Johnson had attended Fieldays every year since it kicked off half a century ago.
This year he will be its guest of honour at the flag-raising ceremony, to officially open the event at Mystery Creek near Cambridge, on June 13.
Johnson moved to Southland in 2008 but remained a longstanding supporter of the event.
He said it was never his intention to attend them all, it just became a tradition.
He had seen a lot of change in the 50 years and while the event had grown, he believed the core purpose of Fieldays remained the same.
It’s what keeps him coming back to Mystery Creek.
‘‘New ideas and inventions can come and go at times, but the core of farming is still there.’’
His name became known to Fieldays administrators when his niece responded to a social media request for stories from dedicated Fieldays attendees.

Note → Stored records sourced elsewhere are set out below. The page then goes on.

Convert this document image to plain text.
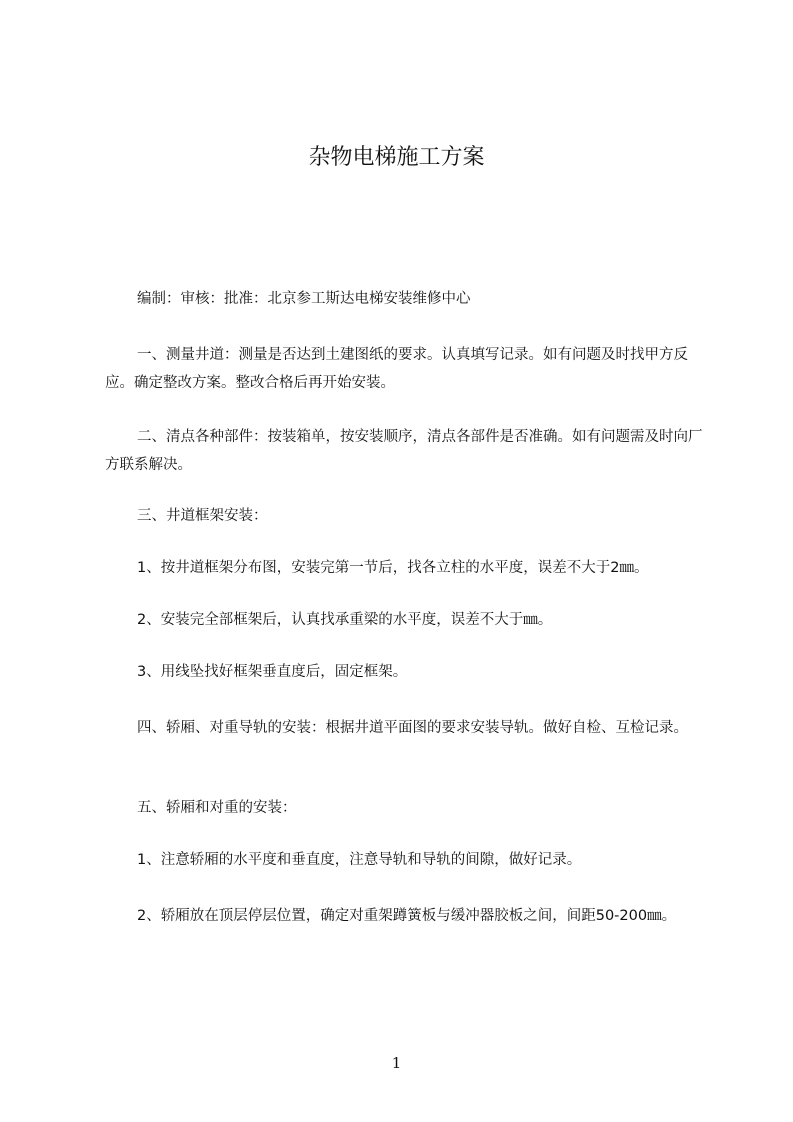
杂物电梯施工方案

编制：审核：批准：北京参工斯达电梯安装维修中心

一、测量井道：测量是否达到土建图纸的要求。认真填写记录。如有问题及时找甲方反应。确定整改方案。整改合格后再开始安装。

二、清点各种部件：按装箱单，按安装顺序，清点各部件是否准确。如有问题需及时向厂方联系解决。

三、井道框架安装：

1、按井道框架分布图，安装完第一节后，找各立柱的水平度，误差不大于2㎜。

2、安装完全部框架后，认真找承重梁的水平度，误差不大于㎜。

3、用线坠找好框架垂直度后，固定框架。

四、轿厢、对重导轨的安装：根据井道平面图的要求安装导轨。做好自检、互检记录。

五、轿厢和对重的安装：

1、注意轿厢的水平度和垂直度，注意导轨和导轨的间隙，做好记录。

2、轿厢放在顶层停层位置，确定对重架蹲簧板与缓冲器胶板之间，间距50-200㎜。

1
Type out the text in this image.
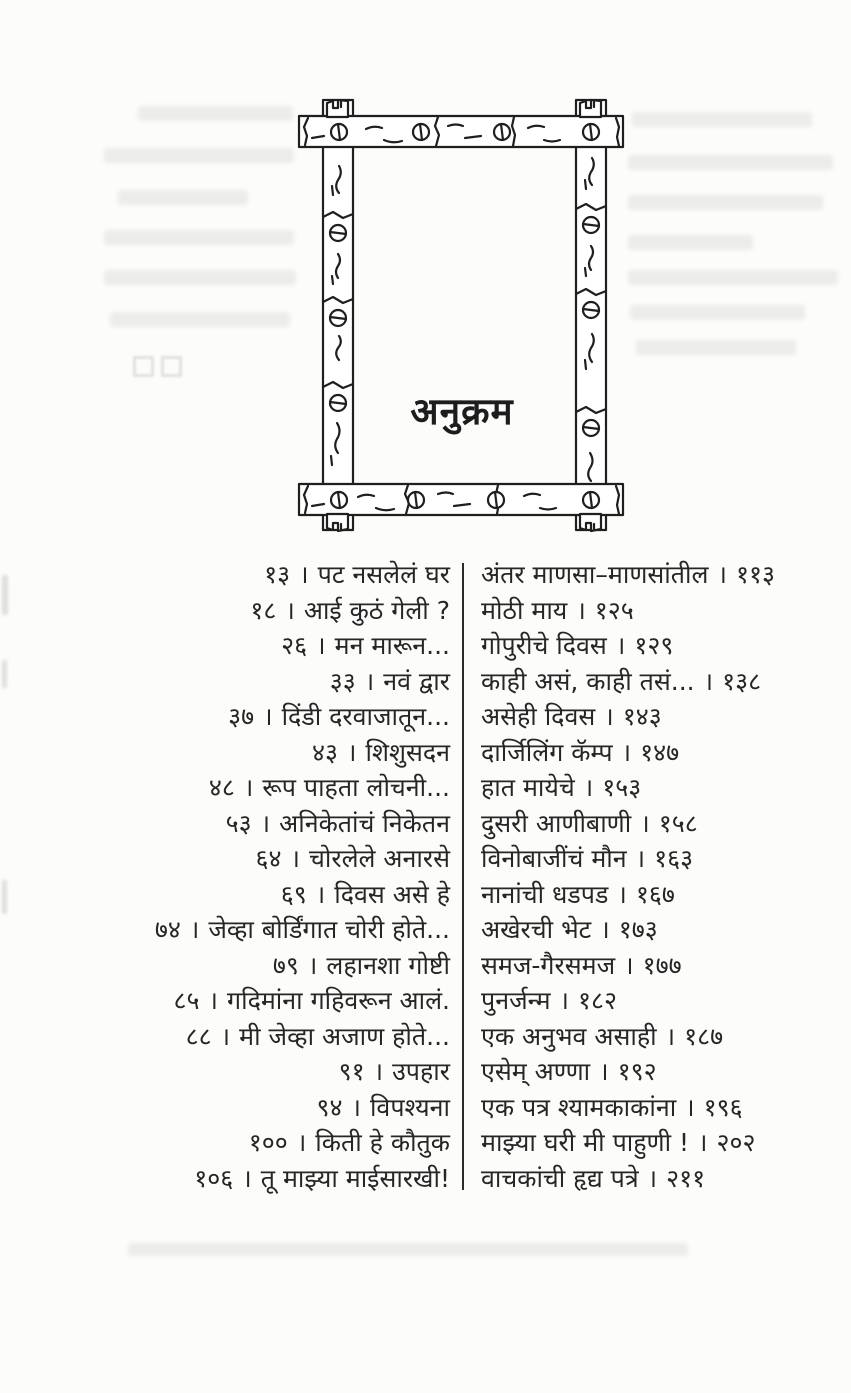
अनुक्रम
१३ । पट नसलेलं घर
१८ । आई कुठं गेली ?
२६ । मन मारून...
३३ । नवं द्वार
३७ । दिंडी दरवाजातून...
४३ । शिशुसदन
४८ । रूप पाहता लोचनी...
५३ । अनिकेतांचं निकेतन
६४ । चोरलेले अनारसे
६९ । दिवस असे हे
७४ । जेव्हा बोर्डिंगात चोरी होते...
७९ । लहानशा गोष्टी
८५ । गदिमांना गहिवरून आलं.
८८ । मी जेव्हा अजाण होते...
९१ । उपहार
९४ । विपश्यना
१०० । किती हे कौतुक
१०६ । तू माझ्या माईसारखी!
अंतर माणसा–माणसांतील । ११३
मोठी माय । १२५
गोपुरीचे दिवस । १२९
काही असं, काही तसं... । १३८
असेही दिवस । १४३
दार्जिलिंग कॅम्प । १४७
हात मायेचे । १५३
दुसरी आणीबाणी । १५८
विनोबाजींचं मौन । १६३
नानांची धडपड । १६७
अखेरची भेट । १७३
समज-गैरसमज । १७७
पुनर्जन्म । १८२
एक अनुभव असाही । १८७
एसेम् अण्णा । १९२
एक पत्र श्यामकाकांना । १९६
माझ्या घरी मी पाहुणी ! । २०२
वाचकांची हृद्य पत्रे । २११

He noted some changes since he attended the first New Zealand Agricultural Fieldays in 1969, or the Town and Country Fair as it was then known.
First on the list was the timing and then the weather. Formerly Fieldays was held during summer before it was moved to June.
‘‘A bit of rain would mean about six inches of mud and cars sliding all over the place trying to get out,’’ Johnson said.
‘‘No worries about the weather now. These days, you can get around Fieldays in your good shoes.
‘‘Back then it took around about three hours now it’s more like three days.’’
Johnson said it was great to see the advancement in new farm machinery over the years.
‘‘In the early days, tractors were a lot smaller. Over the years, they’ve become more like tree toppers.’’
Fieldays starts at Mystery Creek from June 13.
Former Waikato farmer Bill Johnson is looking forward to attending his 50th Fieldays event.